Five years ago, singer Greg Vanderpool (second from left, below) and guitarist Roberto Sanchez morphed their Austin band Milton Mapes into Monahans, named after the West Texas desert oasis. In March 2010 the quartet—fronted by the 38-year-old Vanderpool and rounded out by Mapes veteran Britton Beisenherz on various instruments and former Spoon bassist Joshua Zarbo—began releasing a new song per month online, a handful of which are still available for free download at The final song in the series, “Seabirds,” features vocals by Sinead O’Connor.

Both you and Roberto came out of Dallas’s Deep Ellum scene.
Roberto and I were next-door neighbors. We played around Deep Ellum starting from the time I was in high school. We moved from Dallas to Nashville in 1999 to start Milton Mapes. Then we decided to reconvene in Austin.

What prompted the name change to Monahans?
We felt Milton Mapes was played out. We had gone through a lot of players and had been categorized in that alt-country realm, but it wasn’t something that we were really into. I never thought that the goal was to ride that sort of wave of music. So we took a break and wiped the slate clean just to see what would happen. We decided to change the name so there wouldn’t be any preconceived notions.

For much of the past year you’ve been recording and releasing a song a month online for free. Why?
Two of us were expecting children, and we weren’t sure what we would realistically be able to do in 2010. When you’re touring on the level that we’ve been, you’re lucky if you break even, so we didn’t figure we had anything to lose. We wanted to get our music out there and stay productive. Doing it this way also let people into the creative process without it turning into some kind of reality circus.

It might be hard for some fans to understand why your best option is to give your music away.
The options just aren’t there. We’ve been lucky enough to have other people put out our music and promote it for us, but times are changing. Now you put the music out there, and if there’s an audience for it, you find a way to make a living off that.

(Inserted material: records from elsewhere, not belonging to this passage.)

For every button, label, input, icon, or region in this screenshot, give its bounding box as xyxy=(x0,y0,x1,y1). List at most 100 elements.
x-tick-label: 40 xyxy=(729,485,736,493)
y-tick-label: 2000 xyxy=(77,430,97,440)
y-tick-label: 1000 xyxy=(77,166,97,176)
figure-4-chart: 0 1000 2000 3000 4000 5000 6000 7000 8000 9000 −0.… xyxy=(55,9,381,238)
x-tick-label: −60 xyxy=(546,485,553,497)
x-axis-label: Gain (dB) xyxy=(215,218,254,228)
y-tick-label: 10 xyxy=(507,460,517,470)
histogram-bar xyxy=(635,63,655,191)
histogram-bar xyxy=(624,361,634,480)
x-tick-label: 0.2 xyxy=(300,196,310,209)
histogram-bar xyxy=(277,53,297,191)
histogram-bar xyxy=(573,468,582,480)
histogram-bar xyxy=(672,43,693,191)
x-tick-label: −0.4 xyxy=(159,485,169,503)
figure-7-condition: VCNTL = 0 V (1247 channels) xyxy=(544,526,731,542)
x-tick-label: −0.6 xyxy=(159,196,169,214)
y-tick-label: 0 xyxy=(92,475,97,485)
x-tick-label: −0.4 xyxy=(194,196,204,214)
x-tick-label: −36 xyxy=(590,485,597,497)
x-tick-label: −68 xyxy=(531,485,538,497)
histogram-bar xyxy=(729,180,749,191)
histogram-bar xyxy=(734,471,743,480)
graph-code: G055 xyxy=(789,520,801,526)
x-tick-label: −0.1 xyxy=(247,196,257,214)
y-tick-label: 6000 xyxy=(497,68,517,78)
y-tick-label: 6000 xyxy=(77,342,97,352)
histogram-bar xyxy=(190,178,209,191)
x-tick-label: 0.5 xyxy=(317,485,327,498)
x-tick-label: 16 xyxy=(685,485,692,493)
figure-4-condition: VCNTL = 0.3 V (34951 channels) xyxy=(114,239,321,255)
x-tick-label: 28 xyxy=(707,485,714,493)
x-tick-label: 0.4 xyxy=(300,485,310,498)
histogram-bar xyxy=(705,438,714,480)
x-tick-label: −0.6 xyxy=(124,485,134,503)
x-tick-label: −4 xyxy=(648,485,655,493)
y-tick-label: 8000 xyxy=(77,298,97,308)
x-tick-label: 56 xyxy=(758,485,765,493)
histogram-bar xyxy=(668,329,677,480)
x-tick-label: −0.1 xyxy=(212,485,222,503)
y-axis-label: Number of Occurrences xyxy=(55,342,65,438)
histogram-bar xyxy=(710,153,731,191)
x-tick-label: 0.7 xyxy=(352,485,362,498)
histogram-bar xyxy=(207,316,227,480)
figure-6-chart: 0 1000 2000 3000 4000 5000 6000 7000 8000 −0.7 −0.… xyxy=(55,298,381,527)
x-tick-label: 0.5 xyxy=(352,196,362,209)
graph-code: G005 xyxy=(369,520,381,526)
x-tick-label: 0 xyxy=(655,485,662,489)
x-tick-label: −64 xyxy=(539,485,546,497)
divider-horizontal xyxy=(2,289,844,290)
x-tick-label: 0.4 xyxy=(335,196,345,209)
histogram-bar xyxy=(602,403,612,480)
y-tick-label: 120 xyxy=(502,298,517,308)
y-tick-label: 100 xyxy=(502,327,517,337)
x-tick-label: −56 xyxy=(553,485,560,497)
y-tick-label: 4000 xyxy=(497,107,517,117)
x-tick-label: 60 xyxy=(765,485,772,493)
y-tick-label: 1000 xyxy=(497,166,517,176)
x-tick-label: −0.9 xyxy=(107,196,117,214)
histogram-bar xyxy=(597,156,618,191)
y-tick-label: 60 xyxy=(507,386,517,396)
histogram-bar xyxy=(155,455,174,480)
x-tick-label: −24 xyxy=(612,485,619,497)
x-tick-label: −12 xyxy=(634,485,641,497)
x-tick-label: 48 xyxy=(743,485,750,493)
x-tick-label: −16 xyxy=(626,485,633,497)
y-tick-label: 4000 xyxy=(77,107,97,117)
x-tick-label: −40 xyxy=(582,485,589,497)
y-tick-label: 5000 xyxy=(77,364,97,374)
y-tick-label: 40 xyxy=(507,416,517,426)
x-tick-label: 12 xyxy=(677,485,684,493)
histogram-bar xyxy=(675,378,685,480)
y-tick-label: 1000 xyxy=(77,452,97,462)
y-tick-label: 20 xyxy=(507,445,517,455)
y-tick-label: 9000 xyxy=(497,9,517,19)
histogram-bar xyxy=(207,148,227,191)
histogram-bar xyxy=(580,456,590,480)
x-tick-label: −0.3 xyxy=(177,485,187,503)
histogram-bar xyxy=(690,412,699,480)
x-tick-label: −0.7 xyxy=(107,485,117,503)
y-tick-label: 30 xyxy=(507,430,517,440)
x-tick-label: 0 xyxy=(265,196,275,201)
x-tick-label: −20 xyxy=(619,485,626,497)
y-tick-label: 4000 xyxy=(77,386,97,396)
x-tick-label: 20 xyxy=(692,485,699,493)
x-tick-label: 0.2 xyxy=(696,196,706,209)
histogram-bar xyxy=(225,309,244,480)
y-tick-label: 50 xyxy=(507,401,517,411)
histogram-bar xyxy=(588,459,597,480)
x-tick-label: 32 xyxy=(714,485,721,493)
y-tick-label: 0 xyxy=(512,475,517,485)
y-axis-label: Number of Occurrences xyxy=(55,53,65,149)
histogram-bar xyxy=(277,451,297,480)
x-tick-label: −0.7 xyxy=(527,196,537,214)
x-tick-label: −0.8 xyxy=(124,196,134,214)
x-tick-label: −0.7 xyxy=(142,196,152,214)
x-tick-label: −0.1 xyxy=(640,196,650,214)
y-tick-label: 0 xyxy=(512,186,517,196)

So how did it work? Did you actually write and record a song a month?
We went to a friend’s ranch in Van Horn and recorded some things, and those became the nucleus around which we wrote other songs. We had to figure it out on a month-by-month basis, and just when we thought we didn’t have anything to show for it, a song would emerge. There was a certain amount of pressure that forced songs out of us that otherwise wouldn’t have happened.

Does it feel like an album to you?
Yeah, it does, though I don’t know what sequence they will be in or what songs will make it onto our next record.

“Seabirds” has a surprise guest. How did you meet up with Sinead O’Connor?
It was a pie-in-the-sky idea. We sent her manager the tracks, and she loved it and agreed to do it. It turned out she’d been recording her new album in Dublin, so she was already in the studio; the timing worked out great for her.

Another big surprise must have been the Milton Mapes song “The Only Sound That Matters” turning up on Robert Plant’s latest album.
An absolute shock to me. I once met Robert Plant at the Nashville airport and came back to Austin telling everyone, but I never told Plant my name or that I played music. Two years later I get a call out of the blue from some publisher telling me that my song is going to be on his new record. Actually sometime after that we heard back from Sinead O’Connor, and a week later Plant was playing at Stubb’s. We got to meet him and I asked him how he heard the song, and he said it was through a friend of his who used to be the head of [the famous British label] Ensign Records, and his friend had also discovered and signed Sinead O’Connor years ago. Weird.